In order to provide an enzyme that really can decompose beta-lactam medicines, they changed a type of bacterium that is often used in the manufacture of cheese. In the United States, penicillin is one of the most regularly given antibiotics. They used gene editing to alter the synthesis of the enzymes in their bacterium in order to stop it from passing on its capacity to make it to additional bacteria. Treatments that lower antibiotic side effects while still enabling them to accomplish their job has been achieved.

After only three days of treatment with ampicillin, mice whose gut microbiota had been damaged by the antibiotic recovered completely thanks to the bacteria the researchers used in the research. However, in mice that got just antibiotics, there was a dramatic decrease in the bacterial population.

It may be some time until you’re able to take a round of altered bacteria with your next dose of antibiotics, but the researchers are optimistic. They are currently focused on providing these living therapeutics to patients and completing the concept of an efficient, quick, and cost-effective clinical study.

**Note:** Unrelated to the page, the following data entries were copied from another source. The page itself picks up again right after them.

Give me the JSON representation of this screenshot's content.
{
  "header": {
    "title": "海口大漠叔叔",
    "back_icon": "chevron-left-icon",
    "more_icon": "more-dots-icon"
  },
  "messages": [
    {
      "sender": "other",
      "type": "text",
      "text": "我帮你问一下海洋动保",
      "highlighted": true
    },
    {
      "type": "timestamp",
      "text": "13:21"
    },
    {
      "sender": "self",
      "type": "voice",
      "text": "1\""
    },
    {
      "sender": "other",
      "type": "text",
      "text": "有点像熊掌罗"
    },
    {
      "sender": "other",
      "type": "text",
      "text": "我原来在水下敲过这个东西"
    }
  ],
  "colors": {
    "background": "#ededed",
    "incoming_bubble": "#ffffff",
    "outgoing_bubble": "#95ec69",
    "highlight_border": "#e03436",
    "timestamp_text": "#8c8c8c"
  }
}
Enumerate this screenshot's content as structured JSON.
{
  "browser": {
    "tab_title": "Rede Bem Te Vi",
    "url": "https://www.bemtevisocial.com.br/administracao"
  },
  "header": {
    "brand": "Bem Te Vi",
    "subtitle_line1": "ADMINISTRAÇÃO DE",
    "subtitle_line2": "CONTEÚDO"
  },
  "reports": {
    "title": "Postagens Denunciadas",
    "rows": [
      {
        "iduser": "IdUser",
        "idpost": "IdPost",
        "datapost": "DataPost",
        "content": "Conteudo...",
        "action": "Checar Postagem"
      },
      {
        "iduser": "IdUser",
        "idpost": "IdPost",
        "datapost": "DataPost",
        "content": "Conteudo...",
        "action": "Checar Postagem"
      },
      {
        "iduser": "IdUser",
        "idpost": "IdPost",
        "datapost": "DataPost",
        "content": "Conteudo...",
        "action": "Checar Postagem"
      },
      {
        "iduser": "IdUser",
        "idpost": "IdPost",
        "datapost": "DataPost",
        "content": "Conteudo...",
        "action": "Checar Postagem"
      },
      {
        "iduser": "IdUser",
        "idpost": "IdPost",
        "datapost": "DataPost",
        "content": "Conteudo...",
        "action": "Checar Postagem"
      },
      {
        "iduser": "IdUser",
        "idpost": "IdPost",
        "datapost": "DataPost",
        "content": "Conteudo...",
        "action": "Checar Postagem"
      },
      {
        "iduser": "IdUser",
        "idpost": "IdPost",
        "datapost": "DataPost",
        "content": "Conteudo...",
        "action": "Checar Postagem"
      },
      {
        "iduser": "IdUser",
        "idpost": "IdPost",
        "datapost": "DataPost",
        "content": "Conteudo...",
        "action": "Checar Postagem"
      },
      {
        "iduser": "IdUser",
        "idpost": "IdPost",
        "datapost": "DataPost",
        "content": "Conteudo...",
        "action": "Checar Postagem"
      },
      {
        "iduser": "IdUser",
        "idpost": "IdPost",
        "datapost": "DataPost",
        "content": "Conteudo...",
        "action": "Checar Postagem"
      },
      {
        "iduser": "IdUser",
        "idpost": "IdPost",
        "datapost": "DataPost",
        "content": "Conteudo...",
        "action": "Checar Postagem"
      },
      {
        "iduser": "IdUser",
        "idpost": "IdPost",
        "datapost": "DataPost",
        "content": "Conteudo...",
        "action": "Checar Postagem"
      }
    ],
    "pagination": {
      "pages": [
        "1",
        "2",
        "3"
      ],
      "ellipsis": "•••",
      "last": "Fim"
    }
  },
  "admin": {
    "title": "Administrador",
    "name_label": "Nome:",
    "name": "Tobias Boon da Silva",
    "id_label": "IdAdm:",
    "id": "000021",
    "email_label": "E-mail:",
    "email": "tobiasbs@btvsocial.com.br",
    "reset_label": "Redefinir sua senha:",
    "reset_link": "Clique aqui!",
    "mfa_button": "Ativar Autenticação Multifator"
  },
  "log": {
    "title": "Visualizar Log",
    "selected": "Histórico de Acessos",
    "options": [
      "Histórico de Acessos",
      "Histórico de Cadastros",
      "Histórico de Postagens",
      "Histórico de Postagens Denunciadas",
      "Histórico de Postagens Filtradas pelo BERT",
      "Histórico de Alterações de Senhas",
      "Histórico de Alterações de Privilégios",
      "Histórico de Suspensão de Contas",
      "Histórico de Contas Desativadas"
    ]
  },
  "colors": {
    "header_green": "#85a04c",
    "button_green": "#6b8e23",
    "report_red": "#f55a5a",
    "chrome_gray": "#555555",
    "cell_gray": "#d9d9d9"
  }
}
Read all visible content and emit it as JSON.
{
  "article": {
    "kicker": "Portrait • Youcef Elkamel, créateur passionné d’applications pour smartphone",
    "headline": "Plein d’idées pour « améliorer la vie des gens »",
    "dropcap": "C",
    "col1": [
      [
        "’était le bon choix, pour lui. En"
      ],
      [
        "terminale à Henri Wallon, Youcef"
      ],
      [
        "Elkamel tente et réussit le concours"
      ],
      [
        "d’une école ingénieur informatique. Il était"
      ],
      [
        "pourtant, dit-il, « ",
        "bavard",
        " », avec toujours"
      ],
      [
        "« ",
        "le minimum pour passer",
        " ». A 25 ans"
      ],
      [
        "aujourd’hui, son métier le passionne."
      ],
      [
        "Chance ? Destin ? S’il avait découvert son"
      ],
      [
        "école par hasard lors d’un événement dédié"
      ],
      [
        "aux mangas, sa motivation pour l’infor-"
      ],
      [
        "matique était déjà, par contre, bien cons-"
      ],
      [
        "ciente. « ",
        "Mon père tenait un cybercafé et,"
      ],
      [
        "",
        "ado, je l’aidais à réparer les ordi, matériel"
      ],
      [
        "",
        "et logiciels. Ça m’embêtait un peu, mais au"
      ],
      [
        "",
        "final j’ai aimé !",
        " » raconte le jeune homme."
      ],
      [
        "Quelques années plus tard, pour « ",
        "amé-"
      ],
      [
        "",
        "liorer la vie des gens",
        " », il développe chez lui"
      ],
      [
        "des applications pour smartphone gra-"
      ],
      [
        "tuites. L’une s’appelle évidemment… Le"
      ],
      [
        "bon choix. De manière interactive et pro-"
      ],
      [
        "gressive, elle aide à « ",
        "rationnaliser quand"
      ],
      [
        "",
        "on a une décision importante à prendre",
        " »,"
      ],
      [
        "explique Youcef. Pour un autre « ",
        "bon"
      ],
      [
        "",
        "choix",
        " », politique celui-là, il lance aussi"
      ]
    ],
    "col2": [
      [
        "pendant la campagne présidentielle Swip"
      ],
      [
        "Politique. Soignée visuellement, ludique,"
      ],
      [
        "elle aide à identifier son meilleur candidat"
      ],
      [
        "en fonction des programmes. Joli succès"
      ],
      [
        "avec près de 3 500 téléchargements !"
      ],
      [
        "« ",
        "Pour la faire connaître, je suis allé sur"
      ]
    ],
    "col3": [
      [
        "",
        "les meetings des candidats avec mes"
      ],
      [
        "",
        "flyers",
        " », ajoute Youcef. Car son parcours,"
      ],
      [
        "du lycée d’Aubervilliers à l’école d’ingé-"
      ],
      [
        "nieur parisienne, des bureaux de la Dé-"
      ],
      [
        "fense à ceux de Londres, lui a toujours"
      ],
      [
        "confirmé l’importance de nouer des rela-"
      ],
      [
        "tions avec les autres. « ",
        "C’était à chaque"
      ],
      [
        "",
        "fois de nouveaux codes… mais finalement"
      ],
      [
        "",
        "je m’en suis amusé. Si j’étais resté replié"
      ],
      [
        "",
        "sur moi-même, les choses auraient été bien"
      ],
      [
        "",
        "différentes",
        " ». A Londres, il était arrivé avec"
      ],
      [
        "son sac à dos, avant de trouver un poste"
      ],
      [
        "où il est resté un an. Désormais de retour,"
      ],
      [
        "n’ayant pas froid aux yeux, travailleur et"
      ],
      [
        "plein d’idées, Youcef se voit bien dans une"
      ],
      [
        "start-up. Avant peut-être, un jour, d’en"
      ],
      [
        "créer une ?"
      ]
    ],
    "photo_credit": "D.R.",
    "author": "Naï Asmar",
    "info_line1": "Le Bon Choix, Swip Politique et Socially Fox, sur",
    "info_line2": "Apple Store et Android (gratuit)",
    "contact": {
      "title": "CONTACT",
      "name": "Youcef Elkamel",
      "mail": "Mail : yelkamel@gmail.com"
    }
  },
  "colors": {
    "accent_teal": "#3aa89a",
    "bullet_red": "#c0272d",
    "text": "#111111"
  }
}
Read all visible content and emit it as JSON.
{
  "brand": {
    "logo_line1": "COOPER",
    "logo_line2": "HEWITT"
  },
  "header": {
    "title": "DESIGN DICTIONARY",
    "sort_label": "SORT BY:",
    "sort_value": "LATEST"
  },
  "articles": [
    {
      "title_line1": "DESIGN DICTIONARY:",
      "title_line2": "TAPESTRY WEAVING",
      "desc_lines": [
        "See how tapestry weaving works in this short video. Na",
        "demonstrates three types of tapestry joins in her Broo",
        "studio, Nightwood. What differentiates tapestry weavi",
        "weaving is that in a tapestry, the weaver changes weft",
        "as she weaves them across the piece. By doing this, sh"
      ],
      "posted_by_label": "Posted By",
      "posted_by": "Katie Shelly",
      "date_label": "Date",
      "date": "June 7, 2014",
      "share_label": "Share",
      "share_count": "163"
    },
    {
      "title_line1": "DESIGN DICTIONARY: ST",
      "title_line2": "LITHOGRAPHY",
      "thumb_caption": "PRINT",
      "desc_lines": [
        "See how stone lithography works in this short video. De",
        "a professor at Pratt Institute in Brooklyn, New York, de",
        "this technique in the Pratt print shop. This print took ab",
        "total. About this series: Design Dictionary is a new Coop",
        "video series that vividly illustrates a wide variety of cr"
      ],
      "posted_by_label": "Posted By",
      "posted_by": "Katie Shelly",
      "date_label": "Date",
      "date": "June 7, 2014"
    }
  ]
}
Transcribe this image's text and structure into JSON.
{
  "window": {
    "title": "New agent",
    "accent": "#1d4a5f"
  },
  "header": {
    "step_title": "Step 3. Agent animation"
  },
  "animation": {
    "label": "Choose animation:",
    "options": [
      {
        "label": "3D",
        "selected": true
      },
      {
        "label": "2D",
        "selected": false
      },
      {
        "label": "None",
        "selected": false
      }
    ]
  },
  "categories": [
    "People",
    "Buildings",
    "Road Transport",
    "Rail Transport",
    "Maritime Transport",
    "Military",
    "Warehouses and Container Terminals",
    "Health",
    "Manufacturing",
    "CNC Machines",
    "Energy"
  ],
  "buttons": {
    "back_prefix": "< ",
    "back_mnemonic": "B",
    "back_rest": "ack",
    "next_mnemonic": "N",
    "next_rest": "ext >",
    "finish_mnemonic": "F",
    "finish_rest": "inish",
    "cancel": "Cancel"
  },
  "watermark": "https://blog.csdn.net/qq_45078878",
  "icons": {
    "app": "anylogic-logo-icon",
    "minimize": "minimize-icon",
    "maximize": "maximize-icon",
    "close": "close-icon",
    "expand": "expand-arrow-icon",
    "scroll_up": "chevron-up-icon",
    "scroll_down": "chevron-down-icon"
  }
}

While the research team is going to continue testing and improving their new strain of bacteria, it’s worth considering how such a treatment could be used right now. Millions of people currently rely on antibiotics as an easy way to deal with infections while they wait for an immune system boost and repair from natural supplements or diet changes. A pill like this could help keep that damage at bay while we focus on getting better and avoiding medications in the future.

The research was published in the journal Nature Biomedical Engineering.

Susan Kowal
Susan Kowal is a serial entrepreneur, angel investor/advisor, and health enthusiast.